Par ailleurs, Renève, vous soulevez une piste qui est bien plus intéressante que les propos de Leon sur les nouveaux convertis (on l’imagine vagissant le Capital dès la naissance...).
Sur la phrase de Lacordaire, on voit aisément qu’elle s’applique à merveille aux rapports entre l’individu et l’Etat. Les conditions de la liberté ne sont pas si nombreuses que l’on n’en puisse faire le tour. Posséder le résultat de son travail, c’est à dire la propriété. Ne pas subir la coercition, c’est à dire la Loi, ce qui est le rôle de l’Etat. Mais lui-même peut devenir auteur de coercition (et, de fait, il l’est très souvent), et doit donc être surveillé avec attention). C’est le propos de Montesquieu et de la séparation des pouvoirs.

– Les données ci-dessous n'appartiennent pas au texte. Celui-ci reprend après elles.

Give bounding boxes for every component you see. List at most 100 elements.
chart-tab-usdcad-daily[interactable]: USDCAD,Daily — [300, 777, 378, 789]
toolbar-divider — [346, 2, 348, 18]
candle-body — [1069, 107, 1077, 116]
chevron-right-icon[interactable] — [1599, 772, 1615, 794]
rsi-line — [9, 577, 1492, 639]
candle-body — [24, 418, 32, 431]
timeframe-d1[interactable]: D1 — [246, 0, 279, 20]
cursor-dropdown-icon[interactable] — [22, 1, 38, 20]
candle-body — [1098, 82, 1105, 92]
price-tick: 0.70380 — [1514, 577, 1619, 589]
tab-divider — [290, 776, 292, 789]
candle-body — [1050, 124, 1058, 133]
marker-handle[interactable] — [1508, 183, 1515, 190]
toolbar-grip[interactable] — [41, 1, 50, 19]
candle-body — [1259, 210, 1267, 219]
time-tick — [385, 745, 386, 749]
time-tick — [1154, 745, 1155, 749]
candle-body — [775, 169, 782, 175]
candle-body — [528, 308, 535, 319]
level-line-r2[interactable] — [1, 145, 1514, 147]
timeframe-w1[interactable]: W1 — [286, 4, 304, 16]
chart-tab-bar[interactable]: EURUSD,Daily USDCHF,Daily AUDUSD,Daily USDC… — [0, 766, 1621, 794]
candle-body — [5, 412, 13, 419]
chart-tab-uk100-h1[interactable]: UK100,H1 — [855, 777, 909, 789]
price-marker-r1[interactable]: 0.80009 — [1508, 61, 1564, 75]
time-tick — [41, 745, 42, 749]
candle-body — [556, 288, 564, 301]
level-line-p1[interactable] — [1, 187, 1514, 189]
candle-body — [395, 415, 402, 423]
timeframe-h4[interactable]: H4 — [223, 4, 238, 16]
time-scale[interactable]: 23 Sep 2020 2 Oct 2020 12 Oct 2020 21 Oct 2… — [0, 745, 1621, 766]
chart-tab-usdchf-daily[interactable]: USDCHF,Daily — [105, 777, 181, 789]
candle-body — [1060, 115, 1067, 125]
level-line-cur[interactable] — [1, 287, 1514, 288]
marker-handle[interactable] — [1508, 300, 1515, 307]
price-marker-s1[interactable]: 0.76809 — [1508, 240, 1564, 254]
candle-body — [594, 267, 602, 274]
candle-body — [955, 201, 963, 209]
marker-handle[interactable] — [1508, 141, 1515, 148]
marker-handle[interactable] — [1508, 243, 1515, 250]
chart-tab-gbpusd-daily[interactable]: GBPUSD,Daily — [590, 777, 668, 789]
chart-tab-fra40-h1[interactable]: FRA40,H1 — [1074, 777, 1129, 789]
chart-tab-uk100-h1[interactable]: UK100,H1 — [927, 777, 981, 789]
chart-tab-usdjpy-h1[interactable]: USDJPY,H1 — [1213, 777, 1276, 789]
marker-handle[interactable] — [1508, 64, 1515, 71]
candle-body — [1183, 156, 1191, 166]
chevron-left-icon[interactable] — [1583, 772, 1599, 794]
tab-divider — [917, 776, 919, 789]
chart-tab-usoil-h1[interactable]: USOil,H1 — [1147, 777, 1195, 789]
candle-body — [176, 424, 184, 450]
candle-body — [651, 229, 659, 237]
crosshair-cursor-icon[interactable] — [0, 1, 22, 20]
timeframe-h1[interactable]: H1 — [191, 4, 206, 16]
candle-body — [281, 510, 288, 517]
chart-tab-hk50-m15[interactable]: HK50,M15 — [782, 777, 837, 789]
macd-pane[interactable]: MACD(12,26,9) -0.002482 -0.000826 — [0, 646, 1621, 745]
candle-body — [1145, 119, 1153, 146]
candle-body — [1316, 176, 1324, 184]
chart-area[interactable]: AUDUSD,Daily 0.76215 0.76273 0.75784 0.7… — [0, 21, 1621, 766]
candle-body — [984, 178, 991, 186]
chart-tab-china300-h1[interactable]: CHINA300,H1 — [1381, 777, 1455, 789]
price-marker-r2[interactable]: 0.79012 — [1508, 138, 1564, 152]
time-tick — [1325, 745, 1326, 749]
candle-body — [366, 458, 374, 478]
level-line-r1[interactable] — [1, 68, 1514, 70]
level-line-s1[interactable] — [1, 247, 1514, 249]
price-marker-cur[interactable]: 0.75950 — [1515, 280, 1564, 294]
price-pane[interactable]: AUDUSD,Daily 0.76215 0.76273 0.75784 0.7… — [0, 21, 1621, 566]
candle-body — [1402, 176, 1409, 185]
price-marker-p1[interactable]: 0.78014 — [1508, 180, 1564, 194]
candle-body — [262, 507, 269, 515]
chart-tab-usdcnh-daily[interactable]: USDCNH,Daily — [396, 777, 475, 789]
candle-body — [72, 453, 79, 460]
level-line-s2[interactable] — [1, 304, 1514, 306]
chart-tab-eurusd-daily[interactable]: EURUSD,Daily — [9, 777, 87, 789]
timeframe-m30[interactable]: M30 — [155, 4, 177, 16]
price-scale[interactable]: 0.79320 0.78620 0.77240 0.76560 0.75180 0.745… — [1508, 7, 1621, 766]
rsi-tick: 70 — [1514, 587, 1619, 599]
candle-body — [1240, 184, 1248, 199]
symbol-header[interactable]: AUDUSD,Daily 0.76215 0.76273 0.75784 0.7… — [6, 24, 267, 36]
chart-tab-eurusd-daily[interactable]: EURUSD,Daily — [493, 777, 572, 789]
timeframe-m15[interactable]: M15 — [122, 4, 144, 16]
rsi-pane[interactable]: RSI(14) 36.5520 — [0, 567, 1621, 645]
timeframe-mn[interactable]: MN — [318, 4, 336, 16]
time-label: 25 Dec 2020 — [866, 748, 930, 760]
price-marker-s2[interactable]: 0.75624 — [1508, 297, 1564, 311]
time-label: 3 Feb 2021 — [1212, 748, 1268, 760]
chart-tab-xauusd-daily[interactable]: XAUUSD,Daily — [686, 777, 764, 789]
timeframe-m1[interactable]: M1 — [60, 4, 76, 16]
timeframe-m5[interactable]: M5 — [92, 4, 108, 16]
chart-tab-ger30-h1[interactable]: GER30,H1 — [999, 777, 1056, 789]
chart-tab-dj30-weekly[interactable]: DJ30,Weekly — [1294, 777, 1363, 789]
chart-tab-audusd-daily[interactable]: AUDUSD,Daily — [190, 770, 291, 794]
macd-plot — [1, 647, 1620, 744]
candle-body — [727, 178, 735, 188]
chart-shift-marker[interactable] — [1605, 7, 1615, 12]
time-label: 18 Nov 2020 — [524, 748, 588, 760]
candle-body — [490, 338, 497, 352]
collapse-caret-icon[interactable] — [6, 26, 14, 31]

Mais le point le plus intéresant est la question des rapports de force à l’oeuvre dans la société. Les marxistes pensent que la Loi est l’expression des rapports de force. Si c’était le cas, je vous verrais mal citer Lacordaire, car sa phrase n’aurait alors aucun sens, car la Loi ne serait que l’expression du plus fort, et on voit mal comment ce gene de loi pourrait protéger le faible. C’est donc que vous faîtes votre la conception libérale de la Loi. Cependant, à creuser, cette conception n’est pas sans poser quelques problèmes. Rawls s’est attaqué à cette question dans « Théorie de la justice », mais pas vraiment de manière pleinement convaincante. Pour ce faire, il a imaginé de recouvrir d’un voile d’ignorance quelques individus et de les faire définir la Loi. Cette question du voile d’ignorance (sur qui ils sont, etc...) est assez artificielle et peine à convaincre.
C’est donc là un noeud crucial, d’intégrer la questions des rapports de force, ou plutôt, la question du fond anthropologique dans la définition de la Loi. La vue marxiste de la question est bien sur insatifaisante, et la vue libérale n’est pas achevée.